The mechanics are simple but powerful. Parents and grandparents can pay up to £2,880 per year into a child’s SIPP — and even though the child pays no tax, the government adds 20% relief, bringing the total annual contribution to £3,600. That’s it. That’s the whole strategy.
Let’s assume that the parents, and then the child, maintain those contribution for the next 55 years. Admittedly, by the end of the period — 50-odd years from now — the contributions would actually be quite small relative to the value of money.

Time does the heavy lifting
Assuming the money is invested in global stocks returning 11% annually — broadly in line with the S&P 500‘s performance over the past 55 years — those modest contributions compound into something remarkable. After 20 years the pot sits at around £230,000. After 35 years, £1.2m. By year 55, just over £10m.

The really striking thing is how much of that growth happens at the end. The final decade alone adds more than £6m — more than the preceding 45 years combined. This is what compounding actually means in practice: the longer it runs, the faster it accelerates. The total amount paid in over 55 years is just £198,000. The rest — more than £9.9m — is pure growth.

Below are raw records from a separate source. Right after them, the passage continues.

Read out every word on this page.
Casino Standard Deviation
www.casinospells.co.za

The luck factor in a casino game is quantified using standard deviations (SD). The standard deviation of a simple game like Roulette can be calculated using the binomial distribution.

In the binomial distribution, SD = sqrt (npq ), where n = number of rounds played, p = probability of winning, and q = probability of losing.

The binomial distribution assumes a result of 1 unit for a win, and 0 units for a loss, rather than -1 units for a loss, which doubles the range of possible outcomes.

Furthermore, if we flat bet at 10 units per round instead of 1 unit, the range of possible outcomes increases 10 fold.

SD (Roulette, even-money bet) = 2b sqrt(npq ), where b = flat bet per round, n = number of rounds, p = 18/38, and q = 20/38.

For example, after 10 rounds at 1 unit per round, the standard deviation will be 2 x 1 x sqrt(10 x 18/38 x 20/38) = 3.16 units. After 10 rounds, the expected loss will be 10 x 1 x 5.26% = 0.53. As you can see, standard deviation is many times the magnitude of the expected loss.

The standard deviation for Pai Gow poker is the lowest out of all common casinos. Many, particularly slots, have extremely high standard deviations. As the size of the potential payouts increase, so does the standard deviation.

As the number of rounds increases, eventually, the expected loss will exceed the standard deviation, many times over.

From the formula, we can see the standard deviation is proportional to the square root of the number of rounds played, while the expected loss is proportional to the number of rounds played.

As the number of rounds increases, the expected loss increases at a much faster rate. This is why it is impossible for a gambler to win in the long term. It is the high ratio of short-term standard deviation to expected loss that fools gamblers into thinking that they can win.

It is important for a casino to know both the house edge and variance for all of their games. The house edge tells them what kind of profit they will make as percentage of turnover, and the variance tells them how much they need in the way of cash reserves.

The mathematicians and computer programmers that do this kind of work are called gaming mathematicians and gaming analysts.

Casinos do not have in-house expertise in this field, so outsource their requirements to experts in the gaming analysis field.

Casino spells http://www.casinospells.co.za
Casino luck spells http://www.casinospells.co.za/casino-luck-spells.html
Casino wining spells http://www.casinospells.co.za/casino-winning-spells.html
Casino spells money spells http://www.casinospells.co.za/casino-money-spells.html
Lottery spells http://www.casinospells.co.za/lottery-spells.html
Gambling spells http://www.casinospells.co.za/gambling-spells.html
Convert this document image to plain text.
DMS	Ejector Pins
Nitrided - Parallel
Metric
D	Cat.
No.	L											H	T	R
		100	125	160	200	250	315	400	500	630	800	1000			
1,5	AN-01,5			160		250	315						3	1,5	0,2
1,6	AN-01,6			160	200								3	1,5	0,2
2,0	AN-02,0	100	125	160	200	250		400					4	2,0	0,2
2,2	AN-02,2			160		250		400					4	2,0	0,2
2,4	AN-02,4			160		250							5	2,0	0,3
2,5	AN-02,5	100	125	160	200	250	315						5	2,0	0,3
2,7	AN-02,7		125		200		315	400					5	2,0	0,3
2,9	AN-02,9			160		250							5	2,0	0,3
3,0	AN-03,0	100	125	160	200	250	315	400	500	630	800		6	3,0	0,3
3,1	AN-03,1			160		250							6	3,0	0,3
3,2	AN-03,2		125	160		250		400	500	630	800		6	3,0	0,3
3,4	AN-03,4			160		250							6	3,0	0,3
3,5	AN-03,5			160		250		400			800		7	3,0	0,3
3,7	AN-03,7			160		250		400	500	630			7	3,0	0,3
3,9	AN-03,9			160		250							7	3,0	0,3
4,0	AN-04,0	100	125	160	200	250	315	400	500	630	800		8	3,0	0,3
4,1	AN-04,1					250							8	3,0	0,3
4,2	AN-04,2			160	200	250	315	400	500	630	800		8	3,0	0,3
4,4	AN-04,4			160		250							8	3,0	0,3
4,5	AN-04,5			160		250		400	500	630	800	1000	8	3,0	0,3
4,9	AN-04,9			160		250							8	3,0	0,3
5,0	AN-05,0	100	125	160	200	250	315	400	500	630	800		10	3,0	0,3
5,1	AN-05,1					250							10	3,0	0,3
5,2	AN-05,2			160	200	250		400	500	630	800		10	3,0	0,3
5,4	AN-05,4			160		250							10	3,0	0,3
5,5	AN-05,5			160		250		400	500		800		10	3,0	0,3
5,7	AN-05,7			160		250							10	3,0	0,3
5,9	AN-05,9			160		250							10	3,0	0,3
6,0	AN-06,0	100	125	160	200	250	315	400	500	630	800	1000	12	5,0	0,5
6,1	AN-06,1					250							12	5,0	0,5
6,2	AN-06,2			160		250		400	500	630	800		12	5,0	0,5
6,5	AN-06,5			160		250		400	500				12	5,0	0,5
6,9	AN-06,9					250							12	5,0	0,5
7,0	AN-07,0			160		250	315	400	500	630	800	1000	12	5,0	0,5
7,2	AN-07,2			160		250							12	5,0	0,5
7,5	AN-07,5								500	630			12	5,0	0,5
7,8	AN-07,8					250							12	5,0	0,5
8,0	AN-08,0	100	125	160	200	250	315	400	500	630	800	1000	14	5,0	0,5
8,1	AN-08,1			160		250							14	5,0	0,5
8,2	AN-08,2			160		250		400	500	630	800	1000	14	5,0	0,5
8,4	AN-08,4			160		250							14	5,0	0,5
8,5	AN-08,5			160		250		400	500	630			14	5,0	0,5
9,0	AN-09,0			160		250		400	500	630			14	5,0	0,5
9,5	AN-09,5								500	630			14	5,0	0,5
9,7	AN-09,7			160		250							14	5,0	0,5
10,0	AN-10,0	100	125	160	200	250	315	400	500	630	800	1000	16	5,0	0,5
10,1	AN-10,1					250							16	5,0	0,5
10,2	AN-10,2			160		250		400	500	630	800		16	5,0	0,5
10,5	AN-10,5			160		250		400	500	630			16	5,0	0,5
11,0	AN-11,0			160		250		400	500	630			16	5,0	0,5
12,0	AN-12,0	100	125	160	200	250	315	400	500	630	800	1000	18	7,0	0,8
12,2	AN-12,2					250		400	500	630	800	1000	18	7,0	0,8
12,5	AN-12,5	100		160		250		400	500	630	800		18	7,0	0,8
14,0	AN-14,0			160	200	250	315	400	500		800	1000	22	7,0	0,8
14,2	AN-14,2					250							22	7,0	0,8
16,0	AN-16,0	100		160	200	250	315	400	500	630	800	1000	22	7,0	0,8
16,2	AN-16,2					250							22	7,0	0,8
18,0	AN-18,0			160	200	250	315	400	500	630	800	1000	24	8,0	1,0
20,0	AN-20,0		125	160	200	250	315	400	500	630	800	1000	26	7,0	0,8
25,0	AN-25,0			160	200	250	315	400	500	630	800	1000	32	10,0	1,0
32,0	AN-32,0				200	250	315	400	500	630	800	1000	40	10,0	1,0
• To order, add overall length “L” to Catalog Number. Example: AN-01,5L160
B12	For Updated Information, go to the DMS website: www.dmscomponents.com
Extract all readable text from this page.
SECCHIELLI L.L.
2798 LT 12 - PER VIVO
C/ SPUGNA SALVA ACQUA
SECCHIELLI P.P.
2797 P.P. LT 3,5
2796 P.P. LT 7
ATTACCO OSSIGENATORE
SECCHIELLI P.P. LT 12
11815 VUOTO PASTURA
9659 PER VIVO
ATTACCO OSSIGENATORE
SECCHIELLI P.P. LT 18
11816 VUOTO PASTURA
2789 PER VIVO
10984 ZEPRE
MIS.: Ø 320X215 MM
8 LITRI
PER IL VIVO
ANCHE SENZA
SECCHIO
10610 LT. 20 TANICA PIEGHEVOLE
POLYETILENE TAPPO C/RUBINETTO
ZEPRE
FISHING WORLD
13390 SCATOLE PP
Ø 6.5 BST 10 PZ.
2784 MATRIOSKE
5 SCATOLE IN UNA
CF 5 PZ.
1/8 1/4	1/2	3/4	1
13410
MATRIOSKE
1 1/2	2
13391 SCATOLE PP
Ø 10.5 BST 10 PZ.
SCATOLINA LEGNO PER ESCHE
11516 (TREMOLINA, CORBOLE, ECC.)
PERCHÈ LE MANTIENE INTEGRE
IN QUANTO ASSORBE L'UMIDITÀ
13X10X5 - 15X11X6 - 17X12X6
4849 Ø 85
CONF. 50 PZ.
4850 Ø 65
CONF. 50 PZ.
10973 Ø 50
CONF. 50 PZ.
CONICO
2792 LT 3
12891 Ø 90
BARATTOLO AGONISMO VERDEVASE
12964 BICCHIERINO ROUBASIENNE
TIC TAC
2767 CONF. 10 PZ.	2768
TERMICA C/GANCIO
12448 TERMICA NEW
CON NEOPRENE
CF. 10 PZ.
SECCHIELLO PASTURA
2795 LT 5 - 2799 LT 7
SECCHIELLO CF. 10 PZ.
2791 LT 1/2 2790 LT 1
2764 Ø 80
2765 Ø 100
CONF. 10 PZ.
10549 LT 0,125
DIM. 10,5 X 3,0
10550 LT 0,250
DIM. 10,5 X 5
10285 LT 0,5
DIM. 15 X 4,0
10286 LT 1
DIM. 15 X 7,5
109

There are caveats, of course. The money is locked away until at least age 57 under rules coming into force in 2028. Returns of 11% are not guaranteed — markets can disappoint for years at a time.
And many families simply cannot commit £2,880 per year from birth. But it’s worth playing around with the numbers. Even tiny contributions — say £20 per month — can make a huge difference over time.
Where to invest?
For long-term SIPP investors, few investment trusts make a stronger case than Scottish Mortgage Investment Trust (LSE:SMT).
Run by Baillie Gifford, the investment trust does something most retail investors cannot: access exceptional private companies before they list.
This is clear from its larger holding — SpaceX. The company is valued at £800bn on Scottish Mortgage’s balance sheet, but that figure could double if SpaceX moves forward with its listing this year — it already represents around 16% of the portfolio.
The company also provides investors with instant diversification, owing a host of household names and companies you’ve never heard of.
The philosophy is patient — positions held for years, sometimes decades, ignoring short-term noise. That comes with real risk: the trust fell more than 50% in 2022 as growth stocks re-rated sharply. What’s more, concentrated private holdings can be illiquid and hard to value accurately.
However, it’s certainly an interesting proposition, and well worth considering.